Members of the local service club began flipping flapjacks and serving up hot coffee to early parade watchers 43 years ago. Navy and other Armed Forces personnel, including Military Grand Marshall Vice Adm. Phillip Balisle, also attended the breakfast on a closed section of Fourth Street.

“We received a very special invitation from the organizers of the parade to be here, so we traveled all the way from Naval Sea Systems Command in Washington, D.C. We enjoy meeting the people because our Navy works for the taxpayers of America, the people we support. Its a great opportunity to meet the local community, shake their hands and talk to them and tell them a little bit about the Navy and what we do and to hear what’s on their minds, so we can make sure that we’re serving their interests to the best of our ability,” said Balisle.

Another Navy officer just back from Operation Iraqi Freedom was also happy to be in Bremerton Saturday.

“This is a wonderful opportunity to meet with the public and express our gratitude for their support over the last nine months,” said USS Abraham Lincoln Commanding Officer Capt. Kendal Card. “They express gratitude for our service, and in turn we thank them for their support, so it’s a give and take relationship.”

The parade ran almost precisely according to schedule, apart from one protester who was later arrested for disorderly conduct. A 54-year-old woman wearing all black clothing and a black veil over her face came close to interrupting the parade when she knelt on the street eight feet in front of one of the moving tanks as it rolled down the 300 block of Pacific Avenue.

“She didn’t give any reasons why,” said Detective Wendy Davis of the Bremerton Police Department.

A witness escorted her out of the way with the help of two other people. The woman then proceeded to lie down on the side of the road. She did not appear to be intoxicated or under the influence of drugs.

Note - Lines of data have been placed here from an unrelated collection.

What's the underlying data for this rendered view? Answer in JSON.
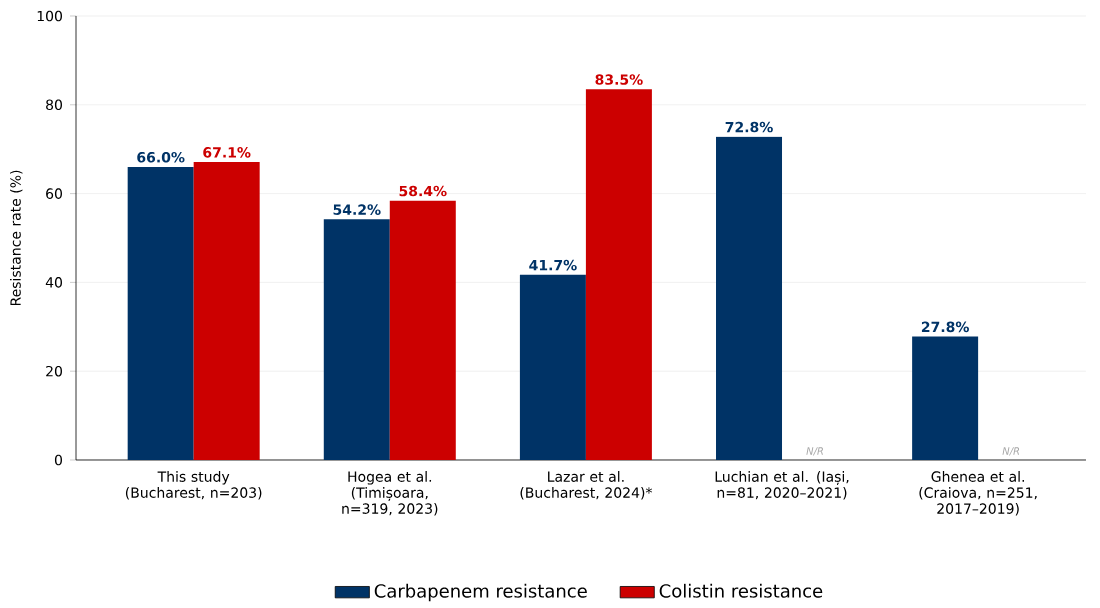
{
  "chart_data": {
    "type": "bar",
    "ylabel": "Resistance rate (%)",
    "categories": [
      "This study (Bucharest, n=203)",
      "Hogea et al. (Timișoara, n=319, 2023)",
      "Lazar et al. (Bucharest, 2024)*",
      "Luchian et al. (Iași, n=81, 2020–2021)",
      "Ghenea et al. (Craiova, n=251, 2017–2019)"
    ],
    "series": [
      {
        "name": "Carbapenem resistance",
        "color": "#003366",
        "values": [
          66.0,
          54.2,
          41.7,
          72.8,
          27.8
        ],
        "value_labels": [
          "66.0%",
          "54.2%",
          "41.7%",
          "72.8%",
          "27.8%"
        ]
      },
      {
        "name": "Colistin resistance",
        "color": "#cc0000",
        "values": [
          67.1,
          58.4,
          83.5,
          null,
          null
        ],
        "value_labels": [
          "67.1%",
          "58.4%",
          "83.5%",
          "N/R",
          "N/R"
        ]
      }
    ],
    "ylim": [
      0,
      100
    ],
    "yticks": [
      0,
      20,
      40,
      60,
      80,
      100
    ],
    "grid": "y",
    "legend": "bottom"
  }
}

“I don’t think anything was ever said about protesting the war, but one could assume,” Davis said.

The Armed Forces Festival also included the Pepsi Armed Forces Festival Golf Tournament, a pancake breakfast by the Bremerton Masonic Lodge, tours of the decommissioned Navy destroyer USS Turner Joy, the Military Culinary Arts Competition at Olympic College and a final Navy League Spectacular on Saturday night.

“We are a Navy town and we love celebrating that heritage,” said Bremerton Mayor Cary Bozeman. “The shipyard has been here for 100 years, and it’s a part of our life and culture. This town loves celebrating its heritage.”

(Navy Journalist 2nd Class Petty Officer Mary Popejoy contributed to this story.)